MARY BERGSTROM: The trials and the tribulations and the challenges are so different than maybe what you would expect.

LANGFITT: Mary Bergstrom runs a brand consultancy in Shanghai. She says many of the problems Auntie Anne's ran into are typical for foreign firms. Bergstrom says some popular brands in the U.S. have crashed here because they failed to offer an experience Chinese were looking for

For instance, Best Buy offered customer service and technical expertise to savvy Chinese consumers who cared about price. And, she says, in an earlier case, Dunkin Donuts offered sweet pastries completely outside China's culinary tradition.

BERGSTROM: Number one, you know, consumers aren't used to eating things with their hands, so that's already a, you know, a behavioral hurdle that you have to get over. The second issue would be, you know, the taste. In the U.S., donuts are very sweet, whereas cakes in China tend to be less sweet.

LANGFITT: Dunkin Donuts, incidentally, is back in China, trying to make a second go. Auntie Anne's tried to adapt its products to Chinese tastes. Sze says they changed the size of pretzel dogs, offered pretzel bites and dips in various local flavors.

SZE: We managed to get the platform to break even.
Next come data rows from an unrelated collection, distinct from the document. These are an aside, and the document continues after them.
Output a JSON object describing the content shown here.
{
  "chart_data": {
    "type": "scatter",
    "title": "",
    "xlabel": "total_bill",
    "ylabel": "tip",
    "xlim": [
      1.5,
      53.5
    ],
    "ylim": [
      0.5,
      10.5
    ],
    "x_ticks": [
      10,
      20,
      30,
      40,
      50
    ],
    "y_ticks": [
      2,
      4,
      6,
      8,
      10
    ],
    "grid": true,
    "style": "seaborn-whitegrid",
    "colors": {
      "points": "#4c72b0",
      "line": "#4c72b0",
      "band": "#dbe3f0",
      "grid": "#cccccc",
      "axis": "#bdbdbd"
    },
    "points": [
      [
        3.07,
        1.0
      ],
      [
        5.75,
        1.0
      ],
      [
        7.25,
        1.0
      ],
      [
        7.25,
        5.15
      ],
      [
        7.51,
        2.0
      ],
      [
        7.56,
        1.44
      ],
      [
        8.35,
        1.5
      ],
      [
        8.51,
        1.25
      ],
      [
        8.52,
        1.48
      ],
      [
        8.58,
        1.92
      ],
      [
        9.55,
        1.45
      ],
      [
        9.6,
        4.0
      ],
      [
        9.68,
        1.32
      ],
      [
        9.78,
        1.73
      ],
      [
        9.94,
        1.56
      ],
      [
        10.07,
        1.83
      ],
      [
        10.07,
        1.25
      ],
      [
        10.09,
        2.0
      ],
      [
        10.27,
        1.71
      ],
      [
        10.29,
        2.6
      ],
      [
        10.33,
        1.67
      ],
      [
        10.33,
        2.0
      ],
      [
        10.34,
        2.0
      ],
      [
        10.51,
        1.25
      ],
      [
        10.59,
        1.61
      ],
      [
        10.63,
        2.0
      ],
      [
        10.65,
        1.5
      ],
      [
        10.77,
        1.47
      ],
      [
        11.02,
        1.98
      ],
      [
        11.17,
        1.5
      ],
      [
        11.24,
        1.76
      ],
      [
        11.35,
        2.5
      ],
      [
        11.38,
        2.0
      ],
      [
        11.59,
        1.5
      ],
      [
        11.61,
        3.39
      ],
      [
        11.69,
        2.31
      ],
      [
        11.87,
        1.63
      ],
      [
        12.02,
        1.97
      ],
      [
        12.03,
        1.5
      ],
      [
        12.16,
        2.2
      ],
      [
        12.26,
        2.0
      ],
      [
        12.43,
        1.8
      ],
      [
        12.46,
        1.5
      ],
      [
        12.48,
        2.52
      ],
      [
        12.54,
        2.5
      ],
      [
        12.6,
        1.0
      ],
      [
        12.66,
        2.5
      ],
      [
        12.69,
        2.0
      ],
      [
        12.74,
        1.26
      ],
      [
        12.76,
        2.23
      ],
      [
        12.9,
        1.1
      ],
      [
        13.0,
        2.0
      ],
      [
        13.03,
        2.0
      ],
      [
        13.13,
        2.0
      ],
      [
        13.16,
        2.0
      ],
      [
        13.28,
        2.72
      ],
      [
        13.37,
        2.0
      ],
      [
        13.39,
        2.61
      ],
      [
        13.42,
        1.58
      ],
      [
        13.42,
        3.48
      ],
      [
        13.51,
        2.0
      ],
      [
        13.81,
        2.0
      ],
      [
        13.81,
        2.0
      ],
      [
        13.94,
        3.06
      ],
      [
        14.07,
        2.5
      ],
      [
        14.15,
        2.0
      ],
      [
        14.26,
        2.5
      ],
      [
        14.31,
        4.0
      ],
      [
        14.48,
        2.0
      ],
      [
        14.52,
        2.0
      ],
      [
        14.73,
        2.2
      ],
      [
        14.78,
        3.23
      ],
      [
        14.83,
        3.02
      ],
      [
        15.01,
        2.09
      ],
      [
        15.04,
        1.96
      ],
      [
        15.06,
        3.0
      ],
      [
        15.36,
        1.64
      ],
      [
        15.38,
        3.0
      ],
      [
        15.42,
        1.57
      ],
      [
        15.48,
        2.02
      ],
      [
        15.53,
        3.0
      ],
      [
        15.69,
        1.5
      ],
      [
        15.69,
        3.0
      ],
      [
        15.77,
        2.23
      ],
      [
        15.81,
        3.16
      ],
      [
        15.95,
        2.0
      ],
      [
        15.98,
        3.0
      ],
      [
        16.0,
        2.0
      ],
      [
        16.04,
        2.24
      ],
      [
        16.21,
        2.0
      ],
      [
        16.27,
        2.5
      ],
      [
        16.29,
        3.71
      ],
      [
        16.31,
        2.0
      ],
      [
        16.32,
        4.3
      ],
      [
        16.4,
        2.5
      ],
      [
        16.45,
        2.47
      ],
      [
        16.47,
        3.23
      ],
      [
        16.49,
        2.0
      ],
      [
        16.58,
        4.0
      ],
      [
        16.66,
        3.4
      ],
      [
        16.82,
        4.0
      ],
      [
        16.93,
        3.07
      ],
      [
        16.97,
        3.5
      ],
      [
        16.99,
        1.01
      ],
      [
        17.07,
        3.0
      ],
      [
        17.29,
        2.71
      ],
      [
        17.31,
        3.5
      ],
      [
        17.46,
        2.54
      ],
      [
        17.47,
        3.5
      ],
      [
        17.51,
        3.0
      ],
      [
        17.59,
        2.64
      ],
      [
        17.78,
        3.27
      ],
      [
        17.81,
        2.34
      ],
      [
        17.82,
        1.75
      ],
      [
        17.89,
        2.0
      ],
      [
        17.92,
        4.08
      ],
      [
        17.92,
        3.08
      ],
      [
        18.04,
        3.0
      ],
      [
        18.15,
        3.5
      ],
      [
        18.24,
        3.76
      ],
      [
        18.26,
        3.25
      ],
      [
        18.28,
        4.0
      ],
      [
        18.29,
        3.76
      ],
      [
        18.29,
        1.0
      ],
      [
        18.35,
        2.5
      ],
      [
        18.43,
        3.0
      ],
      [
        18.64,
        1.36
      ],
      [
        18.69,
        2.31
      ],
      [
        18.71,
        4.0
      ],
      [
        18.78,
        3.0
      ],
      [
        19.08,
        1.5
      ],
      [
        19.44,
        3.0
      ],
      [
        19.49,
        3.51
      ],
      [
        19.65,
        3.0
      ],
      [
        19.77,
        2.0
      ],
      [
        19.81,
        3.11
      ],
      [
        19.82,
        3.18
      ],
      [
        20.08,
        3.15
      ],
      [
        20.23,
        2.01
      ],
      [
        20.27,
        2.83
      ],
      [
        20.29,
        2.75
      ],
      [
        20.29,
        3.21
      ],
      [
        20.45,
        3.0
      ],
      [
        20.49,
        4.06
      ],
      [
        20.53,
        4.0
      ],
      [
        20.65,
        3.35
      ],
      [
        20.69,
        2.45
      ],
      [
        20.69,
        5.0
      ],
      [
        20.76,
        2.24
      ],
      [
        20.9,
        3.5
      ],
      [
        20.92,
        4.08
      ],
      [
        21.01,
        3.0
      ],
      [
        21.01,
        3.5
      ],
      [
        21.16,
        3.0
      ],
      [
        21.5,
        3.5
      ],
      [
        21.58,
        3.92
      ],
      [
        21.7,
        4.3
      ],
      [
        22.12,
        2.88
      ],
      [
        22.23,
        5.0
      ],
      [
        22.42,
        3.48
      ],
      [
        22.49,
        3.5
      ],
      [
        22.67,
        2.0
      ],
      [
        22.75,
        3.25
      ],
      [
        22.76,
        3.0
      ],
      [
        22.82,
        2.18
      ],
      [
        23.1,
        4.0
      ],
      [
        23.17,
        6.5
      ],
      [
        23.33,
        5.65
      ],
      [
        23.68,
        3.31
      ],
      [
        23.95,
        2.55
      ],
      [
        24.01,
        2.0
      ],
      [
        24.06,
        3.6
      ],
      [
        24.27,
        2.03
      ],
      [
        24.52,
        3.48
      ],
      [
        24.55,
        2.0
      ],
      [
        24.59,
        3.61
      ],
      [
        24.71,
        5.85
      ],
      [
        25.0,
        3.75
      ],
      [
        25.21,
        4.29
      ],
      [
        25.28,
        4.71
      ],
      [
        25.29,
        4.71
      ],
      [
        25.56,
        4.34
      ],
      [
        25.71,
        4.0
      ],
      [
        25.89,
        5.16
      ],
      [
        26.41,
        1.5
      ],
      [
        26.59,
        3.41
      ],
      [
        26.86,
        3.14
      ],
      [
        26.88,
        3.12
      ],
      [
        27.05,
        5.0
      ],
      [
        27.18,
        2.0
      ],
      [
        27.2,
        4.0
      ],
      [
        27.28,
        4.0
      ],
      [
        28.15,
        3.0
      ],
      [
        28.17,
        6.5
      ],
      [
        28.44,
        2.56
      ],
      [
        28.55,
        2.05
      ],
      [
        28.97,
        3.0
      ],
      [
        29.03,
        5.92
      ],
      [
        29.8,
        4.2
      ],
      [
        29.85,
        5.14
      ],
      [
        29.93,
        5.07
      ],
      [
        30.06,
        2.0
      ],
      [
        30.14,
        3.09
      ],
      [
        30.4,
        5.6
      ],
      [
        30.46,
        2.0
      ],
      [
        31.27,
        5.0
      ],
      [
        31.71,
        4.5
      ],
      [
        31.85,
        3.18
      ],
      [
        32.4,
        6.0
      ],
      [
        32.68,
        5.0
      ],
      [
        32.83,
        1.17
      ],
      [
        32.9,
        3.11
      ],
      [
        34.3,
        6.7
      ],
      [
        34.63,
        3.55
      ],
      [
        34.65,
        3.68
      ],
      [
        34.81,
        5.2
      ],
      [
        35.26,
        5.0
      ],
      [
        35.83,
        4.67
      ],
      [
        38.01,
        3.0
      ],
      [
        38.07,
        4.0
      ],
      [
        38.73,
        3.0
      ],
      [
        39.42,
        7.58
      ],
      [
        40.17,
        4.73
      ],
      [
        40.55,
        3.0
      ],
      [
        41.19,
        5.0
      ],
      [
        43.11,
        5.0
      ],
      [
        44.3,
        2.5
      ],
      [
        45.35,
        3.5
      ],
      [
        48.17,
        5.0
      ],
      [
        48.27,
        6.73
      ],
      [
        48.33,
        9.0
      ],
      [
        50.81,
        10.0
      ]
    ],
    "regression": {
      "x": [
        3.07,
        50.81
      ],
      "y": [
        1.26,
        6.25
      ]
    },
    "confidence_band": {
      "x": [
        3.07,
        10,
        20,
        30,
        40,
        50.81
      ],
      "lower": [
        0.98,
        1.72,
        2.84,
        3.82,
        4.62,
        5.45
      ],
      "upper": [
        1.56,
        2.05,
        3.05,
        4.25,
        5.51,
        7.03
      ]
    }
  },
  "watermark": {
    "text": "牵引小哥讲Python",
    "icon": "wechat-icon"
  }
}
LANGFITT: But that wasn't enough. The company needed more funding to expand and survive. And after the global financial crisis hit, that became impossible. The last of the dozen Auntie Anne's stores in China closed last year. But neither Lin nor Sze have soured on pretzels - or China. Sze still believes Auntie Anne's can succeed here. And Lin says the China market is still the place to be.

LIN: I don't feel like I'm done with China yet.

LANGFITT: Lin now works directly for Focus Brands, which owns Auntie Anne's along with Cinnabon and Carvel. It took time for him to work through all the tough experiences of the last few years. But Lin says he was finally able to let it go by writing his book.